Ok guys I do have a booster pump, my membrane is for 75gl. I just tested my water and here are the results:
Plain tap is: 1720
from holding tanks 220
from DI 62
right from the Membrane 208
So should I just change out the membrane which is only 1yr old and get a vertical DI instead or what. I know I have not had any problems with my tank since I have gone from a 29gl to a 50 to a 90gl. The 90 has been set up for about 1 1/2 months now
My Parm are:
PO4 =0
NO2 = 0
NH4 = 0
Ca = 390
Alk = 10.6
Temp = 78.6 to 79.3
Sal = 1.027 useing a refactor.

Corals are doing great and so are the fish
 
I wouldn't doubt 1720 from Arizona. Most of that is pretty nasty stuff. (Sorry... no offense. I'm just from the land of very nice water in WA state! But people here still buy bottled water to drink. Go figure.)
 
It's only 300 or so in the Philly area, and we have crappy water IMO/IME. Some people online have <100 TDS from the tap. If Arizona water is that high, I would not drink the tap water.!

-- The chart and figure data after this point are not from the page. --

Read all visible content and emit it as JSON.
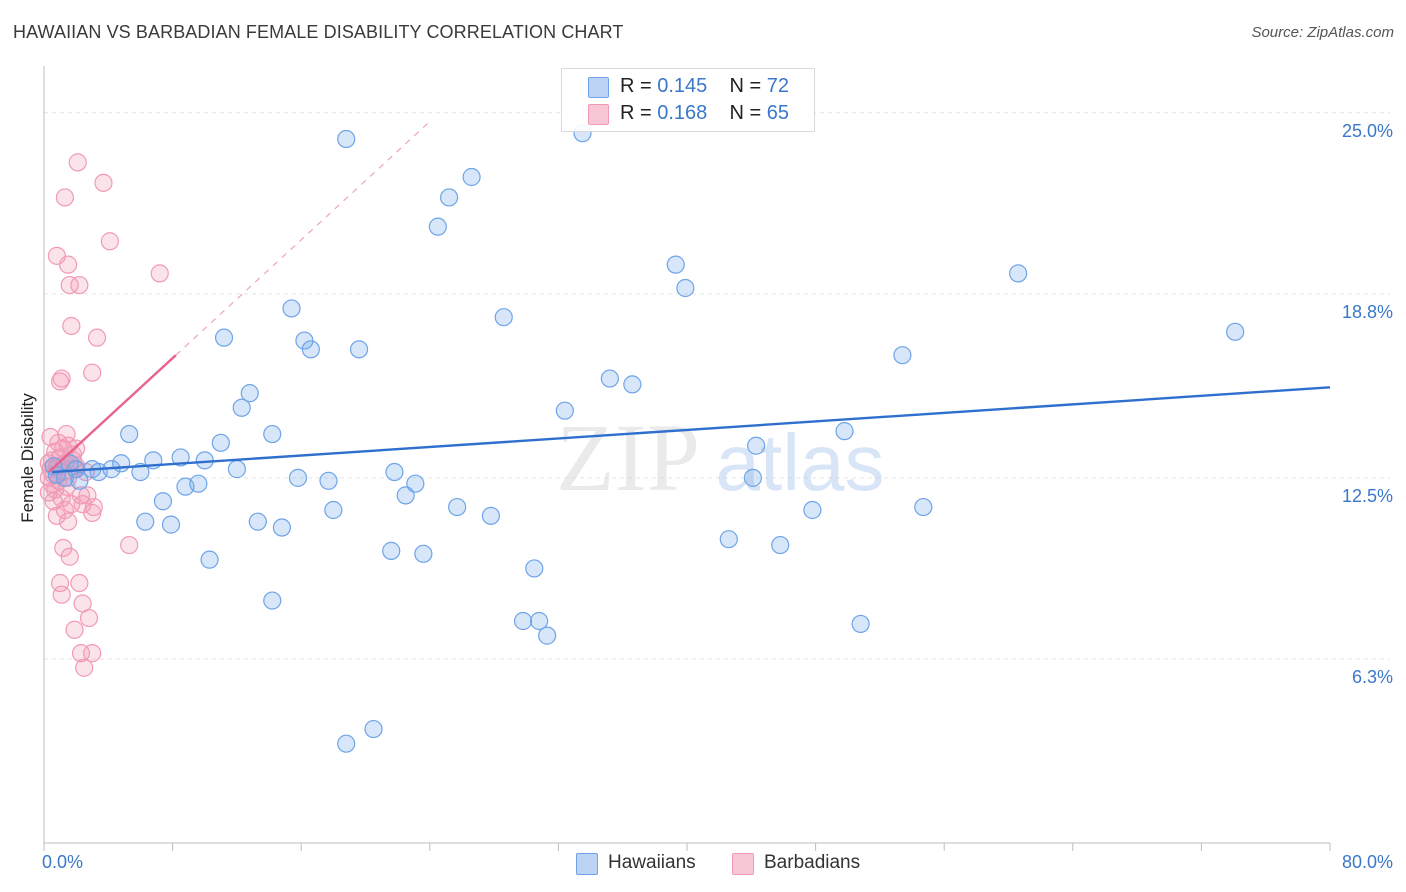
{
  "chart_data": {
    "type": "scatter",
    "title": "HAWAIIAN VS BARBADIAN FEMALE DISABILITY CORRELATION CHART",
    "source": "Source: ZipAtlas.com",
    "ylabel": "Female Disability",
    "xlabel": "",
    "xlim": [
      0,
      80
    ],
    "ylim": [
      0,
      26.6
    ],
    "x_tick_labels": [
      "0.0%",
      "80.0%"
    ],
    "y_ticks": [
      {
        "value": 6.3,
        "label": "6.3%"
      },
      {
        "value": 12.5,
        "label": "12.5%"
      },
      {
        "value": 18.8,
        "label": "18.8%"
      },
      {
        "value": 25.0,
        "label": "25.0%"
      }
    ],
    "watermark": {
      "zip": "ZIP",
      "atlas": "atlas"
    },
    "colors": {
      "hawaiian": "#6fa4e8",
      "hawaiian_line": "#2f6fce",
      "barbadian": "#f29ab5",
      "barbadian_line": "#e8638e"
    },
    "legend_top": [
      {
        "r_label": "R = ",
        "r_value": "0.145",
        "n_label": "N = ",
        "n_value": "72"
      },
      {
        "r_label": "R = ",
        "r_value": "0.168",
        "n_label": "N = ",
        "n_value": "65"
      }
    ],
    "legend_bottom": [
      "Hawaiians",
      "Barbadians"
    ],
    "series": [
      {
        "name": "Hawaiians",
        "trend": {
          "x": [
            0.5,
            80
          ],
          "y": [
            12.7,
            15.6
          ]
        },
        "points": [
          [
            18.8,
            24.1
          ],
          [
            33.5,
            24.3
          ],
          [
            26.6,
            22.8
          ],
          [
            25.2,
            22.1
          ],
          [
            24.5,
            21.1
          ],
          [
            39.3,
            19.8
          ],
          [
            39.9,
            19.0
          ],
          [
            60.6,
            19.5
          ],
          [
            28.6,
            18.0
          ],
          [
            15.4,
            18.3
          ],
          [
            74.1,
            17.5
          ],
          [
            11.2,
            17.3
          ],
          [
            16.2,
            17.2
          ],
          [
            16.6,
            16.9
          ],
          [
            19.6,
            16.9
          ],
          [
            53.4,
            16.7
          ],
          [
            35.2,
            15.9
          ],
          [
            36.6,
            15.7
          ],
          [
            12.8,
            15.4
          ],
          [
            12.3,
            14.9
          ],
          [
            32.4,
            14.8
          ],
          [
            49.8,
            14.1
          ],
          [
            5.3,
            14.0
          ],
          [
            14.2,
            14.0
          ],
          [
            11.0,
            13.7
          ],
          [
            44.3,
            13.6
          ],
          [
            8.5,
            13.2
          ],
          [
            10.0,
            13.1
          ],
          [
            6.8,
            13.1
          ],
          [
            4.8,
            13.0
          ],
          [
            1.6,
            13.0
          ],
          [
            4.2,
            12.8
          ],
          [
            3.0,
            12.8
          ],
          [
            3.4,
            12.7
          ],
          [
            12.0,
            12.8
          ],
          [
            6.0,
            12.7
          ],
          [
            21.8,
            12.7
          ],
          [
            15.8,
            12.5
          ],
          [
            17.7,
            12.4
          ],
          [
            2.2,
            12.4
          ],
          [
            9.6,
            12.3
          ],
          [
            8.8,
            12.2
          ],
          [
            23.1,
            12.3
          ],
          [
            44.1,
            12.5
          ],
          [
            22.5,
            11.9
          ],
          [
            7.4,
            11.7
          ],
          [
            18.0,
            11.4
          ],
          [
            25.7,
            11.5
          ],
          [
            54.7,
            11.5
          ],
          [
            47.8,
            11.4
          ],
          [
            27.8,
            11.2
          ],
          [
            6.3,
            11.0
          ],
          [
            7.9,
            10.9
          ],
          [
            13.3,
            11.0
          ],
          [
            14.8,
            10.8
          ],
          [
            42.6,
            10.4
          ],
          [
            45.8,
            10.2
          ],
          [
            21.6,
            10.0
          ],
          [
            23.6,
            9.9
          ],
          [
            10.3,
            9.7
          ],
          [
            30.5,
            9.4
          ],
          [
            14.2,
            8.3
          ],
          [
            29.8,
            7.6
          ],
          [
            30.8,
            7.6
          ],
          [
            31.3,
            7.1
          ],
          [
            50.8,
            7.5
          ],
          [
            20.5,
            3.9
          ],
          [
            18.8,
            3.4
          ],
          [
            0.8,
            12.6
          ],
          [
            1.3,
            12.5
          ],
          [
            2.0,
            12.8
          ],
          [
            0.6,
            12.9
          ]
        ]
      },
      {
        "name": "Barbadians",
        "trend": {
          "x": [
            0.3,
            8.2
          ],
          "y": [
            12.7,
            16.7
          ]
        },
        "points": [
          [
            2.1,
            23.3
          ],
          [
            3.7,
            22.6
          ],
          [
            1.3,
            22.1
          ],
          [
            4.1,
            20.6
          ],
          [
            0.8,
            20.1
          ],
          [
            1.5,
            19.8
          ],
          [
            7.2,
            19.5
          ],
          [
            1.6,
            19.1
          ],
          [
            2.2,
            19.1
          ],
          [
            1.7,
            17.7
          ],
          [
            3.3,
            17.3
          ],
          [
            3.0,
            16.1
          ],
          [
            1.1,
            15.9
          ],
          [
            1.0,
            15.8
          ],
          [
            1.4,
            14.0
          ],
          [
            0.4,
            13.9
          ],
          [
            0.9,
            13.7
          ],
          [
            1.5,
            13.6
          ],
          [
            2.0,
            13.5
          ],
          [
            0.7,
            13.4
          ],
          [
            1.8,
            13.3
          ],
          [
            1.0,
            13.2
          ],
          [
            0.5,
            13.1
          ],
          [
            1.3,
            13.0
          ],
          [
            0.3,
            13.0
          ],
          [
            0.8,
            12.9
          ],
          [
            1.9,
            12.8
          ],
          [
            0.4,
            12.8
          ],
          [
            1.2,
            12.7
          ],
          [
            0.6,
            12.6
          ],
          [
            0.3,
            12.5
          ],
          [
            1.5,
            12.5
          ],
          [
            0.9,
            12.4
          ],
          [
            0.5,
            12.3
          ],
          [
            1.4,
            12.2
          ],
          [
            0.7,
            12.1
          ],
          [
            0.3,
            12.0
          ],
          [
            2.3,
            11.9
          ],
          [
            1.1,
            11.8
          ],
          [
            2.7,
            11.9
          ],
          [
            0.6,
            11.7
          ],
          [
            1.7,
            11.6
          ],
          [
            3.1,
            11.5
          ],
          [
            2.4,
            11.6
          ],
          [
            1.3,
            11.4
          ],
          [
            3.0,
            11.3
          ],
          [
            0.8,
            11.2
          ],
          [
            1.5,
            11.0
          ],
          [
            5.3,
            10.2
          ],
          [
            1.2,
            10.1
          ],
          [
            1.6,
            9.8
          ],
          [
            2.2,
            8.9
          ],
          [
            1.0,
            8.9
          ],
          [
            1.1,
            8.5
          ],
          [
            2.4,
            8.2
          ],
          [
            2.8,
            7.7
          ],
          [
            1.9,
            7.3
          ],
          [
            3.0,
            6.5
          ],
          [
            2.3,
            6.5
          ],
          [
            2.5,
            6.0
          ],
          [
            1.8,
            13.1
          ],
          [
            2.0,
            12.9
          ],
          [
            1.2,
            13.5
          ],
          [
            0.9,
            12.9
          ],
          [
            2.6,
            12.7
          ]
        ]
      }
    ]
  }
}
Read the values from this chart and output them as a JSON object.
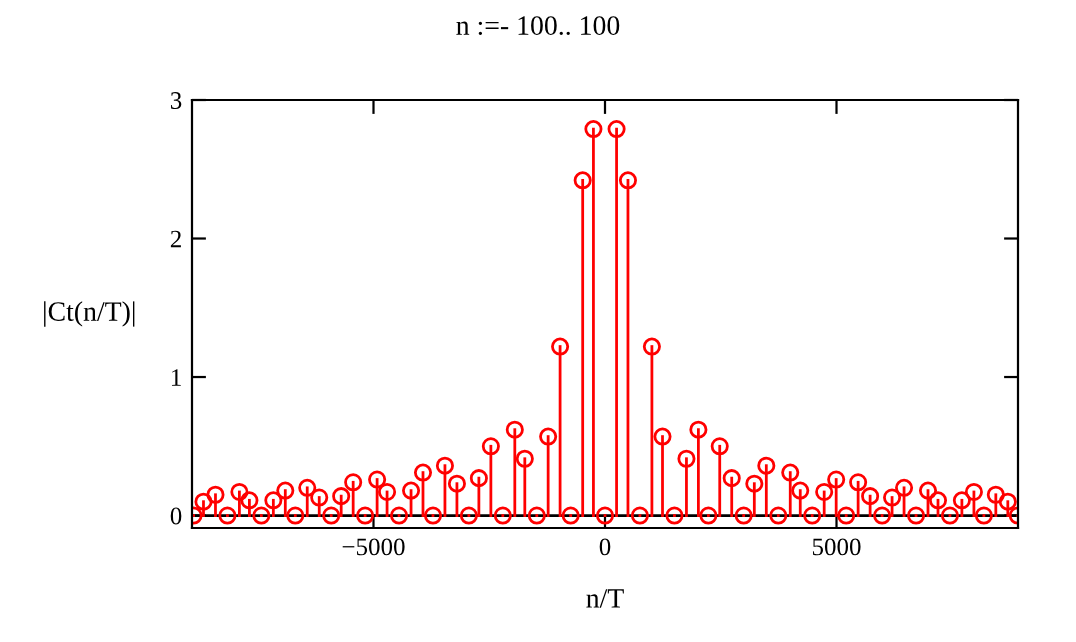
{
  "chart_data": {
    "type": "lollipop",
    "title": "n :=- 100.. 100",
    "xlabel": "n/T",
    "ylabel": "|Ct(n/T)|",
    "x": [
      -8887,
      -8672,
      -8413,
      -8155,
      -7896,
      -7680,
      -7422,
      -7163,
      -6905,
      -6689,
      -6431,
      -6172,
      -5913,
      -5698,
      -5439,
      -5181,
      -4922,
      -4707,
      -4448,
      -4189,
      -3931,
      -3715,
      -3457,
      -3198,
      -2940,
      -2724,
      -2465,
      -2207,
      -1948,
      -1732,
      -1473,
      -1228,
      -970,
      -741,
      -482,
      -250,
      0,
      250,
      496,
      754,
      1013,
      1242,
      1500,
      1759,
      2017,
      2233,
      2478,
      2737,
      2995,
      3225,
      3484,
      3743,
      4001,
      4217,
      4475,
      4734,
      4993,
      5209,
      5467,
      5726,
      5985,
      6200,
      6459,
      6718,
      6976,
      7192,
      7450,
      7708,
      7968,
      8183,
      8441,
      8700,
      8915
    ],
    "series": [
      {
        "color": "#ff0000",
        "values": [
          0,
          0.1,
          0.15,
          0,
          0.17,
          0.11,
          0,
          0.11,
          0.18,
          0,
          0.2,
          0.13,
          0,
          0.14,
          0.24,
          0,
          0.26,
          0.17,
          0,
          0.18,
          0.31,
          0,
          0.36,
          0.23,
          0,
          0.27,
          0.5,
          0,
          0.62,
          0.41,
          0,
          0.57,
          1.22,
          0,
          2.42,
          2.79,
          0,
          2.79,
          2.42,
          0,
          1.22,
          0.57,
          0,
          0.41,
          0.62,
          0,
          0.5,
          0.27,
          0,
          0.23,
          0.36,
          0,
          0.31,
          0.18,
          0,
          0.17,
          0.26,
          0,
          0.24,
          0.14,
          0,
          0.13,
          0.2,
          0,
          0.18,
          0.11,
          0,
          0.11,
          0.17,
          0,
          0.15,
          0.1,
          0
        ]
      }
    ],
    "marker": "circle",
    "xlim": [
      -8920,
      8920
    ],
    "ylim": [
      -0.09,
      3
    ],
    "xticks": [
      -5000,
      0,
      5000
    ],
    "yticks": [
      0,
      1,
      2,
      3
    ],
    "ref_lines": [
      {
        "axis": "y",
        "value": 0,
        "color": "#000000"
      }
    ],
    "grid": false,
    "legend": false
  }
}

If your TDS really is that high, I think two RO membranes would be best(you may need two or more DI units as well). I've seen units using multiple RO membranes in the past. Otherwise you are going to blow through DI resin. Generally, the purpose of adding a DI to an RO unit is to get TDS down to 0. The DI is used to soak up what little is left that the RO will not.
 
Kurt, no offense taken, we are with a private water company and it is well water on top of that, the water company says there is nothing wrong with their water and it is safe to drink just from the tap (yea). I never thought about running two membranes, so I guess I will go searching the great wide web for another membrane and and a vertical DI unit. Thanks guys for the info.